Neal is currently the interim president emeritus and vice-president for research emeritus at the University of Michigan. He specializes in particle physics, and is a member of the ATLAS collaboration at CERN. He has also served as Regent of the Smithsonian Institution, served on both the National Research Council and the governing board of the National Science Foundation, and is currently a board member of the Ford Motor Company, chairing its committee on sustainability.

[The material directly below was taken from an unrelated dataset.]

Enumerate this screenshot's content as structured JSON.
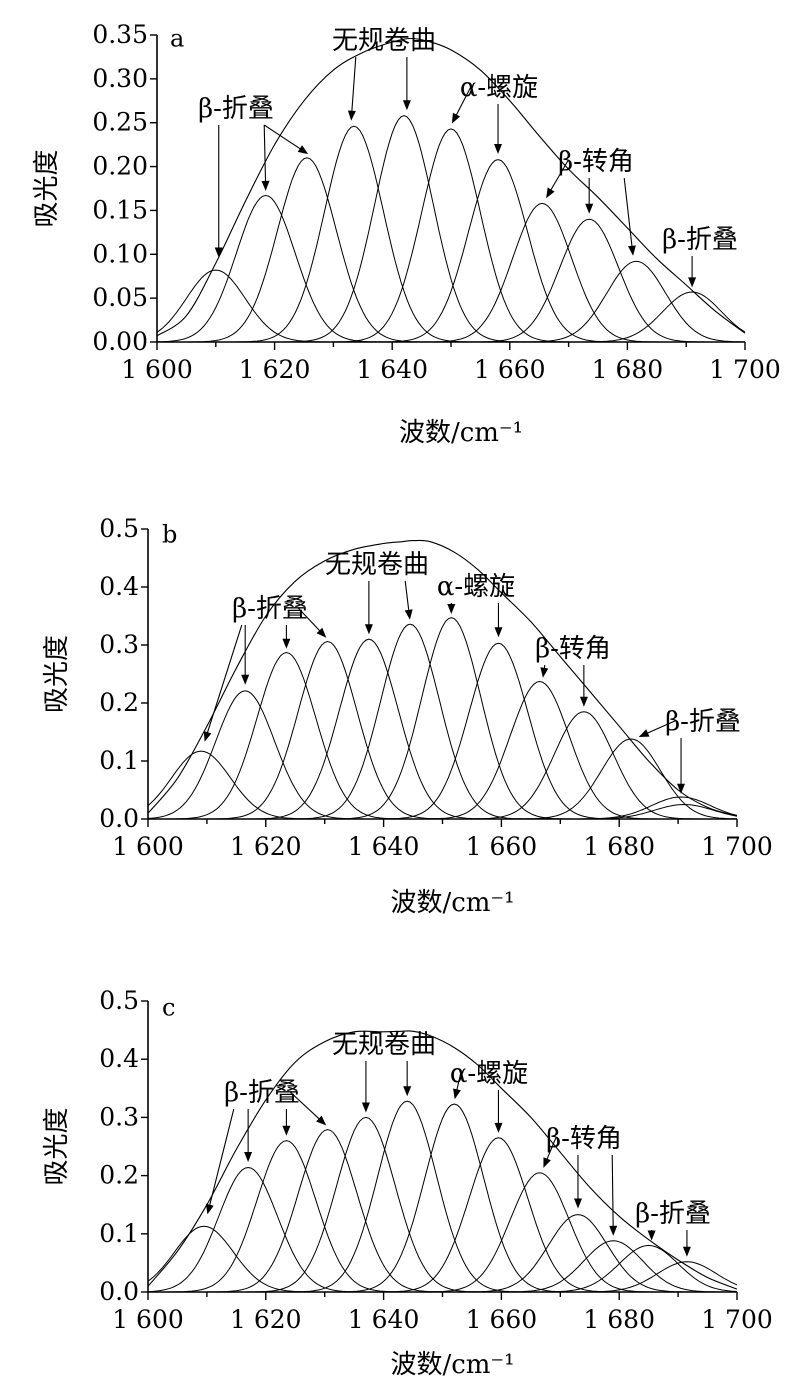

"I hope to contribute relevant portions of my life experiences to the continued advancement of the APS as it navigates the difficult times ahead," Neal said. "For several decades I have been actively working on many of the issues that now face the APS, including improving funding for research, addressing the competitive role of the US in science, fostering cross-communication between our sub-disciplines and with other science fields...focusing concern about the state of our national laboratories, addressing the challenges of outreach and science education, encouraging young people to consider careers in physics, helping the public appreciate the enormous contributions physics has made to their quality of life, highlighting the role of high school physics teachers, and many other issues."
Kiyoshi Ueda first arrived at Tohoku University in 1982. His research has been in areas of atomic, molecular, and optical physics. He has helped organize multiple international conferences in his and related fields. He said in his candidate statement that science is becoming more and more borderless, and it's important to foster both international and interdisciplinary collaborations.
"I hope to make a bridge among scientists all over the world and from different fields, believing that sharing different ways of thinking brings us breakthroughs in science," Ueda said.
Nadya Mason is a condensed matter experimentalist who has focused on carbon nanotubes, graphene, topological insulators and nano-scale superconductors. She has been a strong advocate for diversity in the field. She is a member of the APS Committee on Minorities and chairs the Physics Diversity Committee at Illinois.
"The things that are important to me are increasing the pipeline in physics, especially for women and underrepresented minorities," Mason said. "And also just things like making sure that the public, especially policy makers, recognizes the importance of physics."
Patricia McBride has been at Fermilab for nearly 20 years. Her research focus is on the instrumentation of particle physics experiments, and she has been involved in the design of several experiments at Fermilab and CERN. In the past she has served as chair of the Commission on Particles and Fields under International Union of Pure and Applied Physics, and was a vice-president of the IUPAP Executive Council. "It's a job that I take seriously and I understand that it's important for the organization to have strong leadership," McBride said. "I'm a firm believer that these kinds of organizations have to reinvent themselves to stay current."